Hacker News: arestor

New comment by arestor in "Cloudflare Reverse Proxies Are Dumping Uninitialized Memory"

arestor — Fri, 24 Feb 2017 00:54:12 +0000

It's still UB. The array could potentially be at the end of the address space...

New comment by arestor in "Cloudflare Reverse Proxies Are Dumping Uninitialized Memory"

arestor — Fri, 24 Feb 2017 00:23:32 +0000

See https://news.ycombinator.com/item?id=13719437

New comment by arestor in "Cloudflare Reverse Proxies Are Dumping Uninitialized Memory"

arestor — Fri, 24 Feb 2017 00:22:45 +0000

Some features had a bug which lead to uninitialized memory (AKA previous memory contents) in the output of a malformed HTML page was requested.

As one such server handles many sites, everything that the server handled before that request may be compromised.

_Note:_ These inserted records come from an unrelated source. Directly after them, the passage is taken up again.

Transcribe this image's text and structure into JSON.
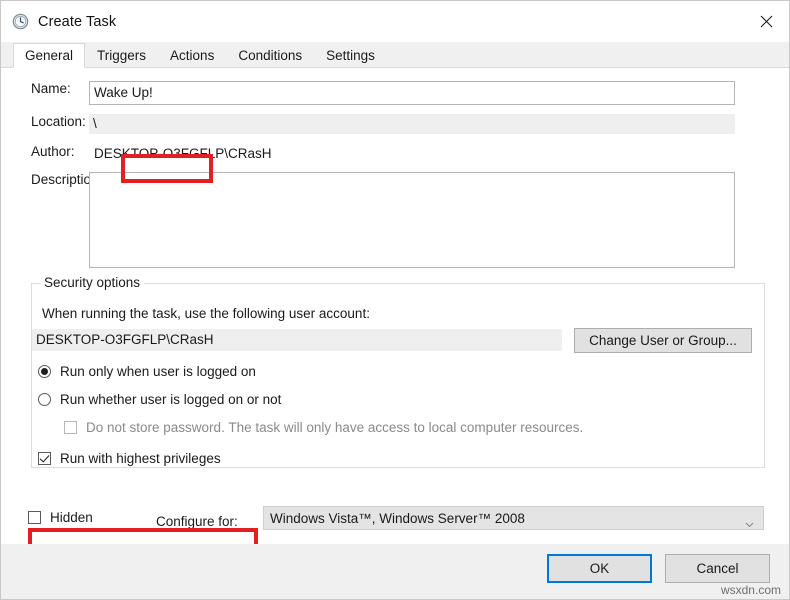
{
  "window": {
    "title": "Create Task",
    "icon": "clock-schedule-icon",
    "close_label": "×"
  },
  "tabs": [
    {
      "label": "General",
      "active": true
    },
    {
      "label": "Triggers",
      "active": false
    },
    {
      "label": "Actions",
      "active": false
    },
    {
      "label": "Conditions",
      "active": false
    },
    {
      "label": "Settings",
      "active": false
    }
  ],
  "general": {
    "name_label": "Name:",
    "name_value": "Wake Up!",
    "location_label": "Location:",
    "location_value": "\\",
    "author_label": "Author:",
    "author_value": "DESKTOP-O3FGFLP\\CRasH",
    "description_label": "Description:",
    "description_value": "",
    "description_placeholder": ""
  },
  "security": {
    "group_title": "Security options",
    "account_prompt": "When running the task, use the following user account:",
    "account_value": "DESKTOP-O3FGFLP\\CRasH",
    "change_user_button": "Change User or Group...",
    "run_logged_on": {
      "label": "Run only when user is logged on",
      "checked": true
    },
    "run_whether": {
      "label": "Run whether user is logged on or not",
      "checked": false
    },
    "do_not_store_password": {
      "label": "Do not store password.  The task will only have access to local computer resources.",
      "checked": false,
      "disabled": true
    },
    "run_highest_privileges": {
      "label": "Run with highest privileges",
      "checked": true
    }
  },
  "bottom": {
    "hidden_label": "Hidden",
    "hidden_checked": false,
    "configure_for_label": "Configure for:",
    "configure_for_value": "Windows Vista™, Windows Server™ 2008",
    "configure_for_arrow": "chevron-down-icon"
  },
  "footer": {
    "ok_label": "OK",
    "cancel_label": "Cancel",
    "watermark": "wsxdn.com"
  },
  "annotations": {
    "highlight_color": "#e3201f",
    "highlighted_name_field": "Wake Up!",
    "highlighted_checkbox": "Run with highest privileges"
  }
}
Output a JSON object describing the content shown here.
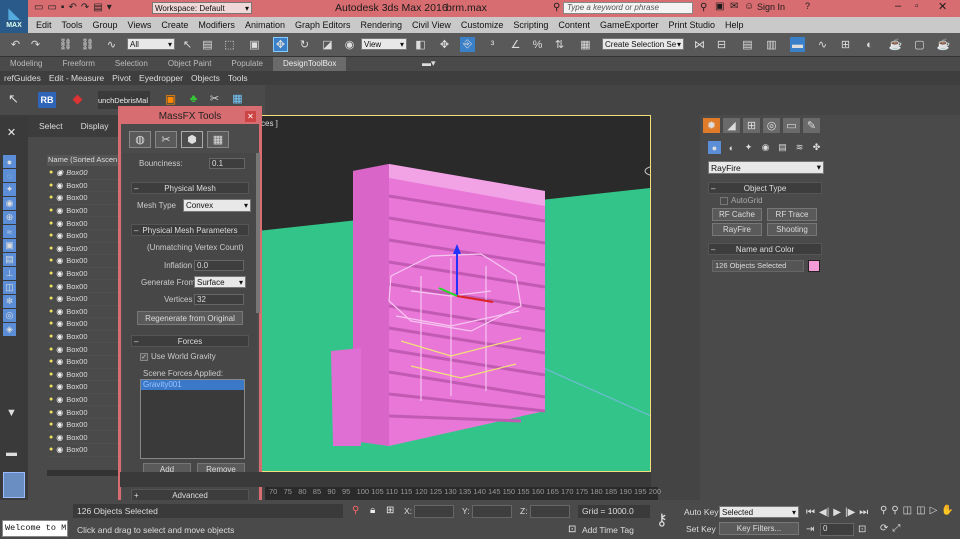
{
  "titlebar": {
    "workspace": "Workspace: Default",
    "app_title": "Autodesk 3ds Max 2016",
    "file": "brm.max",
    "search_placeholder": "Type a keyword or phrase",
    "sign_in": "Sign In"
  },
  "logo": {
    "label": "MAX"
  },
  "menu": [
    "Edit",
    "Tools",
    "Group",
    "Views",
    "Create",
    "Modifiers",
    "Animation",
    "Graph Editors",
    "Rendering",
    "Civil View",
    "Customize",
    "Scripting",
    "Content",
    "GameExporter",
    "Print Studio",
    "Help"
  ],
  "maintoolbar": {
    "filter": "All",
    "view": "View",
    "selection_set": "Create Selection Se"
  },
  "ribbon_tabs": [
    "Modeling",
    "Freeform",
    "Selection",
    "Object Paint",
    "Populate",
    "DesignToolBox"
  ],
  "ribbon_active": "DesignToolBox",
  "tools_bar": [
    "refGuides",
    "Edit - Measure",
    "Pivot",
    "Eyedropper",
    "Objects",
    "Tools"
  ],
  "iconbar": {
    "rb_label": "RB",
    "debris_label": "unchDebrisMal"
  },
  "scene_explorer": {
    "tabs": [
      "Select",
      "Display"
    ],
    "header": "Name (Sorted Ascen",
    "items": [
      "Box00",
      "Box00",
      "Box00",
      "Box00",
      "Box00",
      "Box00",
      "Box00",
      "Box00",
      "Box00",
      "Box00",
      "Box00",
      "Box00",
      "Box00",
      "Box00",
      "Box00",
      "Box00",
      "Box00",
      "Box00",
      "Box00",
      "Box00",
      "Box00",
      "Box00",
      "Box00"
    ]
  },
  "viewport": {
    "label": "ces ]"
  },
  "massfx": {
    "title": "MassFX Tools",
    "bounciness_label": "Bounciness:",
    "bounciness_value": "0.1",
    "physical_mesh_header": "Physical Mesh",
    "mesh_type_label": "Mesh Type",
    "mesh_type_value": "Convex",
    "mesh_params_header": "Physical Mesh Parameters",
    "unmatching": "(Unmatching Vertex Count)",
    "inflation_label": "Inflation",
    "inflation_value": "0.0",
    "generate_from_label": "Generate From",
    "generate_from_value": "Surface",
    "vertices_label": "Vertices",
    "vertices_value": "32",
    "regenerate_button": "Regenerate from Original",
    "forces_header": "Forces",
    "world_gravity_label": "Use World Gravity",
    "scene_forces_label": "Scene Forces Applied:",
    "force_item": "Gravity001",
    "add_button": "Add",
    "remove_button": "Remove",
    "advanced_header": "Advanced"
  },
  "timeline": {
    "ticks": [
      "70",
      "75",
      "80",
      "85",
      "90",
      "95",
      "100",
      "105",
      "110",
      "115",
      "120",
      "125",
      "130",
      "135",
      "140",
      "145",
      "150",
      "155",
      "160",
      "165",
      "170",
      "175",
      "180",
      "185",
      "190",
      "195",
      "200"
    ]
  },
  "status": {
    "maxscript": "Welcome to M",
    "objects_selected": "126 Objects Selected",
    "prompt": "Click and drag to select and move objects",
    "x_label": "X:",
    "y_label": "Y:",
    "z_label": "Z:",
    "grid": "Grid = 1000.0",
    "add_time_tag": "Add Time Tag",
    "auto_key": "Auto Key",
    "set_key": "Set Key",
    "selected_dd": "Selected",
    "key_filters": "Key Filters...",
    "frame": "0"
  },
  "command_panel": {
    "category": "RayFire",
    "object_type_header": "Object Type",
    "autogrid": "AutoGrid",
    "buttons": [
      "RF Cache",
      "RF Trace",
      "RayFire",
      "Shooting"
    ],
    "name_color_header": "Name and Color",
    "name_value": "126 Objects Selected",
    "swatch_color": "#f39bd7"
  },
  "colors": {
    "titlebar": "#d86d71",
    "ground": "#33c489",
    "building": "#e877d8",
    "viewport_border": "#f3e07a"
  }
}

This includes all HTTP-GET/POST data (credentials, direct messages to other users, ...), Headers (API tokens, Login-Cookies) and contents.

So, you have to assume that everything you did on a CF "protected" website in the last months (especially between 2017-02-13 and 2017-02-17) is potentially compromised.

New comment by arestor in "Cloudflare Reverse Proxies Are Dumping Uninitialized Memory"

arestor — Fri, 24 Feb 2017 00:16:11 +0000

It's C. If you have an array, you may only compare to one element behind the last. Everything else is undefined behavior. So a compiler may just "optimize" your >= to ==.